With such words as these, which intoxicated the youth like strong wine, they went down the hill and entered the wood. Their gentle horse followed them of his own accord, and peacefully grazed near them in the flowery glade where they laid them down. Through the whole of the night the brook rippled and the nightingales sang, and the moon shone so brightly that no one could have thought of sleep, not at least two who had so much to confide to each other, and knew not whether there would be time for it on the following day. When the morning drew near, and the dew began to fall, and a cooler air swept through the wood, Garcinde arose and said, while a shudder passed over her, "It is growing cold, my husband. I think we ought to go home." "Where?" asked he, looking at her in amazement, but she smiled.
"Only come," said she, "I will show you. Can I have any other home than thine?" With that she took his arm and led him out of the wood, and over the bridge back into his tower.
"Here let me rest," said she, as she seated herself on his mother's bed. "Here I would fain sleep for an hour until the sun rises. But leave me alone, my beloved, otherwise we shall go on talking, and I shall not be able to close an eye. And give me your song-book too, I should like to read a verse or two before I fall asleep. And now, one good-night kiss, and then go! Oh, Jaufret, I love thee more than my life! Are we not two happy beings to have enjoyed such bliss that nothing can trouble us. And if we lived a hundred years, could time make us richer in joys when we have drunk from the cup of eternal blessedness?" Once more he embraced the lovely one, and kissed her long and fervently on her mouth.

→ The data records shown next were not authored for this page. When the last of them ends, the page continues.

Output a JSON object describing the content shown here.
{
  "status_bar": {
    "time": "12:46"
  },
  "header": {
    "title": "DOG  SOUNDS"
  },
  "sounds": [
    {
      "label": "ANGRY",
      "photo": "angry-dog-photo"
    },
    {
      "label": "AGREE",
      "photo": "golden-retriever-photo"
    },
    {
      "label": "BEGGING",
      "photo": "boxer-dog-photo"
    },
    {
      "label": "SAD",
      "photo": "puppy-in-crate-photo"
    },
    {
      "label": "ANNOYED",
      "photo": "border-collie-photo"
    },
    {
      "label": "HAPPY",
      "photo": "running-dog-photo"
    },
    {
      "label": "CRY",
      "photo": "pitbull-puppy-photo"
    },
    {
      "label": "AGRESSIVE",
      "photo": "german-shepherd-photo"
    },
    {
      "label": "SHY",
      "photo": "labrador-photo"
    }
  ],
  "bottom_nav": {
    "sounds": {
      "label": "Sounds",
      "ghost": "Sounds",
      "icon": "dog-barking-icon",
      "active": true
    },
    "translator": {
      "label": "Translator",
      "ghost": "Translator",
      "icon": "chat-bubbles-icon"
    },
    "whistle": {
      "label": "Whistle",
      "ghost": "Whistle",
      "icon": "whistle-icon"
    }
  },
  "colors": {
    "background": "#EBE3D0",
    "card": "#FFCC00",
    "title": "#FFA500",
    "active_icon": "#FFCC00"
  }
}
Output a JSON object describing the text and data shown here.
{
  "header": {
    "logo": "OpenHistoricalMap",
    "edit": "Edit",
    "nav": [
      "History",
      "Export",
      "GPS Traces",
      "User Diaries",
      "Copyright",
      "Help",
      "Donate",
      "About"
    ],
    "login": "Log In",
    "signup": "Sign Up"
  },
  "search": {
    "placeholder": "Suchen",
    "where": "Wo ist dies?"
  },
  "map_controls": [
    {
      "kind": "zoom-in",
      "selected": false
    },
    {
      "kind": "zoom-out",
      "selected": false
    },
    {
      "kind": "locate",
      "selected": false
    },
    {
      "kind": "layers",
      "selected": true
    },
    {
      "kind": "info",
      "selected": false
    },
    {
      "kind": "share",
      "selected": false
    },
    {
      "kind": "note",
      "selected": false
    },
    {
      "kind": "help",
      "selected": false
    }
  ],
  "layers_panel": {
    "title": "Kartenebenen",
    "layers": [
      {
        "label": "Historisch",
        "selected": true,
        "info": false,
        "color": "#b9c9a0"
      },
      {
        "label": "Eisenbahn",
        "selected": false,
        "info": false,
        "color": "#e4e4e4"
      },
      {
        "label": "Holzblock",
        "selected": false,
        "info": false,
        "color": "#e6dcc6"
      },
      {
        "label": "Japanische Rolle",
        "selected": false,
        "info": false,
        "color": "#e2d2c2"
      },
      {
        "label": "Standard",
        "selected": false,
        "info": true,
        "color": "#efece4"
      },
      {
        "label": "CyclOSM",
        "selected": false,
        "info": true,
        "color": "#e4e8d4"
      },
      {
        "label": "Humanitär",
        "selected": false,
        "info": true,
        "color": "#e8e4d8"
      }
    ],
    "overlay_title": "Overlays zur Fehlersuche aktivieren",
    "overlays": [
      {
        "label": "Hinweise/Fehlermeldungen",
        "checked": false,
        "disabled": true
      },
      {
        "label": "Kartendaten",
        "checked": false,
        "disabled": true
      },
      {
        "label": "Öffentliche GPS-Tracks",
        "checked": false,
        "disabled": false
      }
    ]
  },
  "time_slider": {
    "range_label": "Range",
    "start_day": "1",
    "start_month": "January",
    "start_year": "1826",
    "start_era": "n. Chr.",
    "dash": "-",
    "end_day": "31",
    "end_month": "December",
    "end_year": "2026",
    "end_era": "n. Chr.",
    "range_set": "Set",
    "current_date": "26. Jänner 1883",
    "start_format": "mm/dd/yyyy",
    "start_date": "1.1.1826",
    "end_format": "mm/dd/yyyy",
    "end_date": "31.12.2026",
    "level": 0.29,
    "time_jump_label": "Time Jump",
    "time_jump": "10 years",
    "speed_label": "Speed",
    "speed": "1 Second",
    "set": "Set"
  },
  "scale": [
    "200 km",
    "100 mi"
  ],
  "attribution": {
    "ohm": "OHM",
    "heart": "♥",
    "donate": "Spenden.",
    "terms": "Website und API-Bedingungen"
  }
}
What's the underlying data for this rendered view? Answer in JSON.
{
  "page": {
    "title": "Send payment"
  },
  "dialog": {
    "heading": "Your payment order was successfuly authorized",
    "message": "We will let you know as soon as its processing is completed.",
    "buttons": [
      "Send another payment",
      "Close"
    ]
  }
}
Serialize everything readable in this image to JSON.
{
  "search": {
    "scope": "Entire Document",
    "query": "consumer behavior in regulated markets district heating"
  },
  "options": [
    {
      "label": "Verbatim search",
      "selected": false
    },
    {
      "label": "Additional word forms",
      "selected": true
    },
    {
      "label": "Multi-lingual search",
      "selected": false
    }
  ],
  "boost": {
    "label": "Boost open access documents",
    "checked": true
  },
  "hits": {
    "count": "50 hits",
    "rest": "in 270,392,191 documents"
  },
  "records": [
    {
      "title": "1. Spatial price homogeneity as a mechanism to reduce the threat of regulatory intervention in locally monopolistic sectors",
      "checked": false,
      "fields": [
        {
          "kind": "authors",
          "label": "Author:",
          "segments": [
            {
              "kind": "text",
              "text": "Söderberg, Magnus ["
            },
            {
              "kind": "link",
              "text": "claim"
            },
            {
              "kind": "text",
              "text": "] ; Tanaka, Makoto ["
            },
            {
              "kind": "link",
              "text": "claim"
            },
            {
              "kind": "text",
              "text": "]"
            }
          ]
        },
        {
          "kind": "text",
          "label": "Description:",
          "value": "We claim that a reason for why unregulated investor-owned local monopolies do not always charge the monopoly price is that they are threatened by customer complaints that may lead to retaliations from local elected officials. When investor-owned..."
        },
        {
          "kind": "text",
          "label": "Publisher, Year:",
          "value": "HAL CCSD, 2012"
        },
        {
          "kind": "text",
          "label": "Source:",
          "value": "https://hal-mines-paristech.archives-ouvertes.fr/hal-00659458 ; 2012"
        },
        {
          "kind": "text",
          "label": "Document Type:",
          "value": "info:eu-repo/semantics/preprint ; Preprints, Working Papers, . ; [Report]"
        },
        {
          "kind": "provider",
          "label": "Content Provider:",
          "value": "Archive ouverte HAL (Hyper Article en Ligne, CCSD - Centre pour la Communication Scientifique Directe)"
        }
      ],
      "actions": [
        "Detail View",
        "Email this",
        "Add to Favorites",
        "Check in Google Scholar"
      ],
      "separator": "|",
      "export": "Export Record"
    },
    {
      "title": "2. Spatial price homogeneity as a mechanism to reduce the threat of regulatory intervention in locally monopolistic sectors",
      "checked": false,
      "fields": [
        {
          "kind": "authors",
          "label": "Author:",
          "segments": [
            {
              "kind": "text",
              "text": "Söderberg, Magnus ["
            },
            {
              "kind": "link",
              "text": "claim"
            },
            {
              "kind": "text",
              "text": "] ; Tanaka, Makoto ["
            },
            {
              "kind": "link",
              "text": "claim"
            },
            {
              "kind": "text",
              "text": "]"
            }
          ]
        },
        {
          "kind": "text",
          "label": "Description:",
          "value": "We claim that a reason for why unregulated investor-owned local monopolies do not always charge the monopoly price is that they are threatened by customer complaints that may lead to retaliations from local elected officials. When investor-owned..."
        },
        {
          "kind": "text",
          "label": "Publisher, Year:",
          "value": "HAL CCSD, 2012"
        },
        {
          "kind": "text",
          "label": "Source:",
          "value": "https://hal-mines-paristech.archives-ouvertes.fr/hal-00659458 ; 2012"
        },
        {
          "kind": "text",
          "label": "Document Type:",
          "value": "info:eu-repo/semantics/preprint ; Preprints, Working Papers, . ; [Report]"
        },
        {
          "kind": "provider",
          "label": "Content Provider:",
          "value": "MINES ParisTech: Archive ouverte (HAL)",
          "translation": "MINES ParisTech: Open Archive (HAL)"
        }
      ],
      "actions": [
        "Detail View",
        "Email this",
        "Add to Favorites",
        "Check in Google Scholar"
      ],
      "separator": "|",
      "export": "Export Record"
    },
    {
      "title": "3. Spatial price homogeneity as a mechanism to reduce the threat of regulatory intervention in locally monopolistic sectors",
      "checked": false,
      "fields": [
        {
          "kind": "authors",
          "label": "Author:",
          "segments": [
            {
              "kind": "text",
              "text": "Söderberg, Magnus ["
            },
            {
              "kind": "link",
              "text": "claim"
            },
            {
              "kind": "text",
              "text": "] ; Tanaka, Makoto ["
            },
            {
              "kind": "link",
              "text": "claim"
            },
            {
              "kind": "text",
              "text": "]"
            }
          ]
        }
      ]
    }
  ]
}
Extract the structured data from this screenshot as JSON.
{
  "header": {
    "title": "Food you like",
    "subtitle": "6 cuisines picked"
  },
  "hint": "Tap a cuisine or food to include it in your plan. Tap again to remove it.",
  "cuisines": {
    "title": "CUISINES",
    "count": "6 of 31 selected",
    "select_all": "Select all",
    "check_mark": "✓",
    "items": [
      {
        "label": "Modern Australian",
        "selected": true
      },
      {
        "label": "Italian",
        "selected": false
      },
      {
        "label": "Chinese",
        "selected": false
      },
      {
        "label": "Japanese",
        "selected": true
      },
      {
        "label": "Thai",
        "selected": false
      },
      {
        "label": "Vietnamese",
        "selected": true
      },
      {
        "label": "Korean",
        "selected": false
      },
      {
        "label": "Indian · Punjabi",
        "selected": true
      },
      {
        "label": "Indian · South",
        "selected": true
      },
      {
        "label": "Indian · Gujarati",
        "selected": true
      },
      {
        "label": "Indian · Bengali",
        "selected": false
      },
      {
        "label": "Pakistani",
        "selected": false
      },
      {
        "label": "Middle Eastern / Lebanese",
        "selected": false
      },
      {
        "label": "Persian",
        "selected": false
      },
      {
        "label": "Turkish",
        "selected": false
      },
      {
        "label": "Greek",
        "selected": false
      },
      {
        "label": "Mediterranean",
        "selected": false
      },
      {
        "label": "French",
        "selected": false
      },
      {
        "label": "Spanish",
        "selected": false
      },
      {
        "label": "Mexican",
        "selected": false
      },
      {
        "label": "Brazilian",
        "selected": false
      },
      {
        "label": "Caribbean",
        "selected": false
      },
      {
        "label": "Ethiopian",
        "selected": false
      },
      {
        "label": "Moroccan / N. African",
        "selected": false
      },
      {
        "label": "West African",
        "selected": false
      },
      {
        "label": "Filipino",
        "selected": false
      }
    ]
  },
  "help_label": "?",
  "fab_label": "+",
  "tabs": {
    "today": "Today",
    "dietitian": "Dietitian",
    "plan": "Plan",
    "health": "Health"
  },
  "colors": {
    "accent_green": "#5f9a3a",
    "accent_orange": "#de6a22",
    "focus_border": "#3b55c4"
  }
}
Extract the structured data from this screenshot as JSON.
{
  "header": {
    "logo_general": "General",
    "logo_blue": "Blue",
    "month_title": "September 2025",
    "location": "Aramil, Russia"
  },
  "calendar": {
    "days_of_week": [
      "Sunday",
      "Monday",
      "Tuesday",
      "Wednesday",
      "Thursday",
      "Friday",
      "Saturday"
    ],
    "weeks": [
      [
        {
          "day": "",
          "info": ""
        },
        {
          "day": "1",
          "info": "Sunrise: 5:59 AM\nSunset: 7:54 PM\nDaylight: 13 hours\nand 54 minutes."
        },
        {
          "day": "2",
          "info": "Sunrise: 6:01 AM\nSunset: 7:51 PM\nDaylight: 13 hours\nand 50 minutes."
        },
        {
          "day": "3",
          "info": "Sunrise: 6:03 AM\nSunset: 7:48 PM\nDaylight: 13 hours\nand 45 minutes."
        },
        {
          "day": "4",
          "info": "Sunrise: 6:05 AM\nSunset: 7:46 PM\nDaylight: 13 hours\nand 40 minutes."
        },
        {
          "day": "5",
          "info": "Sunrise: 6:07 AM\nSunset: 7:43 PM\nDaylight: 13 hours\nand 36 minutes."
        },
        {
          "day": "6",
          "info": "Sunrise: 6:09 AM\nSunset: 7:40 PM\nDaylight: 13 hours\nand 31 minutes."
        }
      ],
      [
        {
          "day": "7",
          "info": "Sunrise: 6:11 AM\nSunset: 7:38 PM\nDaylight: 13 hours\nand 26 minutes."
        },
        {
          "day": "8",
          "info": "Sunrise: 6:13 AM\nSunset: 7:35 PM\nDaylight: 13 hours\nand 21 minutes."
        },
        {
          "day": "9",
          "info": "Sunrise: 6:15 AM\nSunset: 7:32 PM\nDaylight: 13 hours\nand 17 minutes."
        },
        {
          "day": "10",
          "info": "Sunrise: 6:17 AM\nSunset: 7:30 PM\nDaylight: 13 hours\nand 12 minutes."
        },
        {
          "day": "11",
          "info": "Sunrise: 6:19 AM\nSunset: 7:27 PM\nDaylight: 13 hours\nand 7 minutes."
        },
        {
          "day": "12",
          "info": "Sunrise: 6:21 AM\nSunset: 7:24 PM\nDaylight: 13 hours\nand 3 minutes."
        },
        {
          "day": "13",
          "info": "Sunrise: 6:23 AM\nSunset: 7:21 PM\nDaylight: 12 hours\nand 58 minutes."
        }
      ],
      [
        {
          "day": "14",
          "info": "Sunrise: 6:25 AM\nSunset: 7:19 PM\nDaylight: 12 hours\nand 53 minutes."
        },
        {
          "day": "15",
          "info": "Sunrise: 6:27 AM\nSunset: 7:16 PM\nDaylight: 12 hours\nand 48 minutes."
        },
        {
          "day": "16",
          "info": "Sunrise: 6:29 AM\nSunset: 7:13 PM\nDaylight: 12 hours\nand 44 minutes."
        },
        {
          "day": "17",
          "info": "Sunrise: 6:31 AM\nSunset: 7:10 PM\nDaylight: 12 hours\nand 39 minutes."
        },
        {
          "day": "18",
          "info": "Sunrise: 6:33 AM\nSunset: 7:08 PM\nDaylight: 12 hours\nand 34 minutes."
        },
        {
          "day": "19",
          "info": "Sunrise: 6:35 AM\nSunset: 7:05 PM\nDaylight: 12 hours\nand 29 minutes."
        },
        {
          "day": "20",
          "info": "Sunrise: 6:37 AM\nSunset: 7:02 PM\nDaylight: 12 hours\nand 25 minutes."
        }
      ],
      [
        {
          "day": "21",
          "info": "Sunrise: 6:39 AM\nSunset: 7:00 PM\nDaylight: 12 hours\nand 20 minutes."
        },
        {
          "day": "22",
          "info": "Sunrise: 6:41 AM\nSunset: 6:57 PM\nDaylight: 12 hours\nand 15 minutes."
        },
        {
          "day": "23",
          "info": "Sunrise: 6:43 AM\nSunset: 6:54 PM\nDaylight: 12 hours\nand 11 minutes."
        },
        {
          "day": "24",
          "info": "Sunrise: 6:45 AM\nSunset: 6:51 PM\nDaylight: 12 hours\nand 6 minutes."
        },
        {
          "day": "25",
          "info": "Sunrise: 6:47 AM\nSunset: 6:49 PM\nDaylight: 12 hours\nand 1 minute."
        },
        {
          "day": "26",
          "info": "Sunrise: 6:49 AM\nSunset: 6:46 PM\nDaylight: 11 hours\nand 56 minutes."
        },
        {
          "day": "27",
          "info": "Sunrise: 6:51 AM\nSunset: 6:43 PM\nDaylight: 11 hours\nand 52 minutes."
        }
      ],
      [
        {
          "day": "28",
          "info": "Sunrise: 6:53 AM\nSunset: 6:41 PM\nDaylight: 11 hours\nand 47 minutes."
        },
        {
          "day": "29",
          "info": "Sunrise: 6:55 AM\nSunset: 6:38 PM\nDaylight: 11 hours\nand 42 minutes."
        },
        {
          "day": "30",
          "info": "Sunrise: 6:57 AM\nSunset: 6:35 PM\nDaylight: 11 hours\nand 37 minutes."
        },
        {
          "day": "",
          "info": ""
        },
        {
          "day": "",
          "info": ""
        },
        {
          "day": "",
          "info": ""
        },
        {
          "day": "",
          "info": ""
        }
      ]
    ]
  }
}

Then he left her alone.
An hour later the cock crew. But it did not wake the youth who lay in the rose-garden, his cloak thrown over him, smiling in his dream as though he were inwardly happy, and murmuring the name of his young wife. Neither did it wake the sleeper in the turret-room, whose lips were half-open as though they, too, would pronounce a name, but all was still as death in the dim chamber.